History:
History: Mr A 35 year old patient presented with a swelling in the upper lip as bulging since 1 year. As per the patient he had visited two dentists outside prior to our consultation for dental spacing of front teeth with discolouration. Patient does not remember any injury to the front teeth from childhood or any RTA resulting in any injuries to the teeth.
The dentists after seeing the spacing and discolouration performed radiographs and found the 4 upper maxillary incisors were non-vital and attributed to possible earlier injuries. Root canal treatment was performed on all 4 upper incisors as a first measure. Patient also had very expansible lesion in the anterior maxilla breaching bone and periosteum.
Radiographic and clinical examination confirmed the non-vitality and expansile cyst like lesion in the anterior maxilla. Since they advised surgery patient approached Kauvery maxillofacial unit for further management.
Clinical feature: The swelling in the maxilla was 3×3 cm in size and had no sinus or infection. A CT scan was performed immediately to know the size and extend of the lesion. CT scan confirmed bicortical expansion, thinning of cortical bone and periapical involvement of 3 upper teeth.
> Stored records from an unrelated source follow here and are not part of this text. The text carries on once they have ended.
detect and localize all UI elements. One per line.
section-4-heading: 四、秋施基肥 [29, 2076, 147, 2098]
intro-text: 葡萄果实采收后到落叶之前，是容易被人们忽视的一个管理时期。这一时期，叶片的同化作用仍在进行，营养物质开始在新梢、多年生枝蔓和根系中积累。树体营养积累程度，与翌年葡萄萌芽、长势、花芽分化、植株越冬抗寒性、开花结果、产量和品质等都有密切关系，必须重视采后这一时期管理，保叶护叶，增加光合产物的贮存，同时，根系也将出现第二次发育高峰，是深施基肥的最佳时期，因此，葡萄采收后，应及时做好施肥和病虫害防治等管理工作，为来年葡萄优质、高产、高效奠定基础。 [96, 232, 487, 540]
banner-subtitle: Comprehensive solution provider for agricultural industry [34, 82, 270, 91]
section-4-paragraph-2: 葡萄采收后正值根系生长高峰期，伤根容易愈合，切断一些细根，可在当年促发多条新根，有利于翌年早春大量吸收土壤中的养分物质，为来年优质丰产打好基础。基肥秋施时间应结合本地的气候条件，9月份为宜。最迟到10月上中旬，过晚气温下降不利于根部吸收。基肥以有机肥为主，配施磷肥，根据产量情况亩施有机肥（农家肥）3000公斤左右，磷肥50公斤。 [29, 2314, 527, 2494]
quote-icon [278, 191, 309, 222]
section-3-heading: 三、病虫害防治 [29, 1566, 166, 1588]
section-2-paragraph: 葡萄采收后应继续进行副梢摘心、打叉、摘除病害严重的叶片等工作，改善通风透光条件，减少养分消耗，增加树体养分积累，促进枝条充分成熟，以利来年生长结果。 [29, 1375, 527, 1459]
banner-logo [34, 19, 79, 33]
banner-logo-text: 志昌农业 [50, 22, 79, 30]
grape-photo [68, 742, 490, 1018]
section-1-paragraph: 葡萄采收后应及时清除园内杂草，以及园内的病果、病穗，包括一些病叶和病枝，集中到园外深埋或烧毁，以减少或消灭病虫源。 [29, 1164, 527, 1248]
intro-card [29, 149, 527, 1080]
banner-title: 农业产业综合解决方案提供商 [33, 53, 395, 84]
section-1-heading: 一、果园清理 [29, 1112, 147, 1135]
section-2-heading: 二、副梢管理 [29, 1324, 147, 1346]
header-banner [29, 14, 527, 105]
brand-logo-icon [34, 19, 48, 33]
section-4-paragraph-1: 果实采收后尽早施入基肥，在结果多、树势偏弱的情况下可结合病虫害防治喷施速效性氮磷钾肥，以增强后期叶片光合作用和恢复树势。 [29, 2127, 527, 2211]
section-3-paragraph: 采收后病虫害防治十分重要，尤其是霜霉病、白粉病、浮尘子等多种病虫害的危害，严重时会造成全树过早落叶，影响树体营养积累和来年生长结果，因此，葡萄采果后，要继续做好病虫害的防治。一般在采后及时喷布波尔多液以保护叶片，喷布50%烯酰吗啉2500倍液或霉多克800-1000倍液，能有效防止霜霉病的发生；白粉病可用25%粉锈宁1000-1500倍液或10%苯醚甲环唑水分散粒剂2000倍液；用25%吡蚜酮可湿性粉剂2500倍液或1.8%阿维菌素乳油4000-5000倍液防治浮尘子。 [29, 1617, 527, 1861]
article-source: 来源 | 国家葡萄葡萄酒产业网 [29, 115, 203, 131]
Since teeth had only a mild mobility and the lesion appeared benign in nature a decision was taken to remove the cyst and use a filler to fill the bone defect.
Treatment: under general anaesthesia the patient underwent enucleation of cyst and apicoectomy of roots of 4 teeth. (A process whereby apical root part of the teeth were trimmed and sealed from back of the teeth to prevent the re-entry of infection from cyst). The defect which was nearly 3 cm circumference like a cavity was primarily with filled BMP (bone morphogenic protein) and collagen sponge as a carrier. Additionally allogenic human bone chips were interspersed in to the space for better bone regeneration.
Discussion: Cysts originating from teeth either due to infections or embryonic enamel organ structures. Trauma is another cause for teeth become non-vital and if not rehabilitated like RCT immediately and resulting pulp infection may leads in to cyst formation over a period of time in the bone surrounding. Most these cysts are asymptomatic until expanded cortically not noticeable clinically.
Once a cyst is identified surgeons perform aspiration cytology to know the content of cyst and if cysts are large an incisional biopsy also may be performed. Depend upon the site, cause, age and involvement of facial structures treatment may vary from simple enucleation to complex craniofacial reconstruction. In this case since the cyst may have been originated from periapical infection of teeth and small size in nature a complete primary enucleation was done. Any cyst cavity in the bone larger than 2 cm after operation may produce secondary issues of healing and collapse of the overlying mucosa. Therefore in this case primary regeneration was attempted with BMP and allogenic cortico-cancellous human bone mix. The biopsy of the enucleated cyst confirmed as periapical cyst histologically. Two weeks post-op patient recovered well and advised to do continuous follow-up for up to 6 months.
References:
Nair PN. New perspectives on radicular cysts: Do they heal? Int Endod J 1998;31:155-60.
Shear M, Speight P. Cysts of the Oral and Maxillofacial Regions. 4th ed. Oxford: Wiley-Blackwell; 2007. p. 123-42.
Rajendran R, Sivapathasundaram B. Shafer’s Textbook of Oral Pathology. 6th ed.
St. Louis: W.B. Saunders Elsevier; 2009. p. 273-4.